The Resurrectionists at Terminus on 27 & 28 June 1984 is the last mention I can find of the group. When did they split up? Were there any recordings? What did the group members do in the aftermath?

“We played a few times after the Terminus gig, notably at the Band of the Year competition at Victoria University on 5 July, 1984. It was all a bit of a ‘fix’ and we were one of the only part-time bands to enter the competition. I remember our sound guy being told that he couldn’t use all the mics so our sound through the PA wasn’t the best.

“We also had a problem with the smoke machine that was supposed to create a layer of smoke from the floor to our knees. Instead it created a layer of smoke so thick that we couldn’t see each other on stage. I have a recording of the gig that is excellent.

“The last Resurrectionist gig was at the Clyde Quay Tavern on 22 September, 1984. We had a load of special guest musicians and played some older Neoteric Tribesmen songs. It was billed as a break-up gig and we got quite a big crowd.

“We never did any proper recording or released anything.

“James, Nigel and Steve went on to form a jazz combo and played in various nightclubs around Wellington.

“Early 1985 Michael and I formed a band called Danse With A Stranger (DWAS) with Garth Evans on drums. Even though we only had bass, drums and vocals our sound was very big and pretty unique – I used lots of effects and split my bass sound so it came through two different sounding amps.

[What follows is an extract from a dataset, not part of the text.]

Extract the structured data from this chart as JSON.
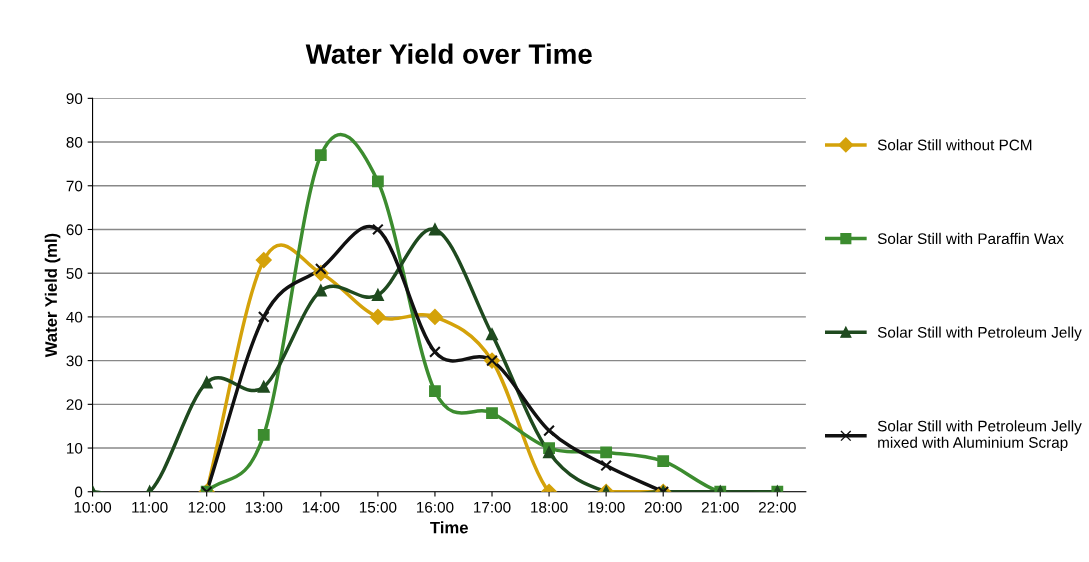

“We only played once at the Terminus Tavern on 26 September, 1985. It was an amazing gig, one of my favourites, and the place was completely packed and Michael was on top form.

“Unfortunately DWAS didn’t last long as Michael and Garth had a big bust-up. I ended up forming a band called Spader Non with my brother on drums and Peter Jamieson on keyboards. We had a similar sound to DWAS. We went into the studio and recorded two songs, but never released them.

“In 1986 The Resurrectionists reformed for a one-off concert called ‘Closer to the Source’ at the Electric Ballroom on 29 August. I can’t remember whose idea it was, but I think we all missed playing music together. It was a really nice atmosphere to rehearse in – no egos getting in the way. We had all moved on as musicians as well. The gig was great fun and we played probably the best we had ever played. I have a very good recording of it.

“After the gig Nigel and Steve moved away from Wellington. James, Michael and I formed a new band with Peter Jamieson on keyboards called GaGa. We played a few times around Wellington, including the Battle of the Bands contest at Broderick Inn, Johnsonville, and at the Cricketers Arms in mid-1987. In November 1987, I moved to the UK.”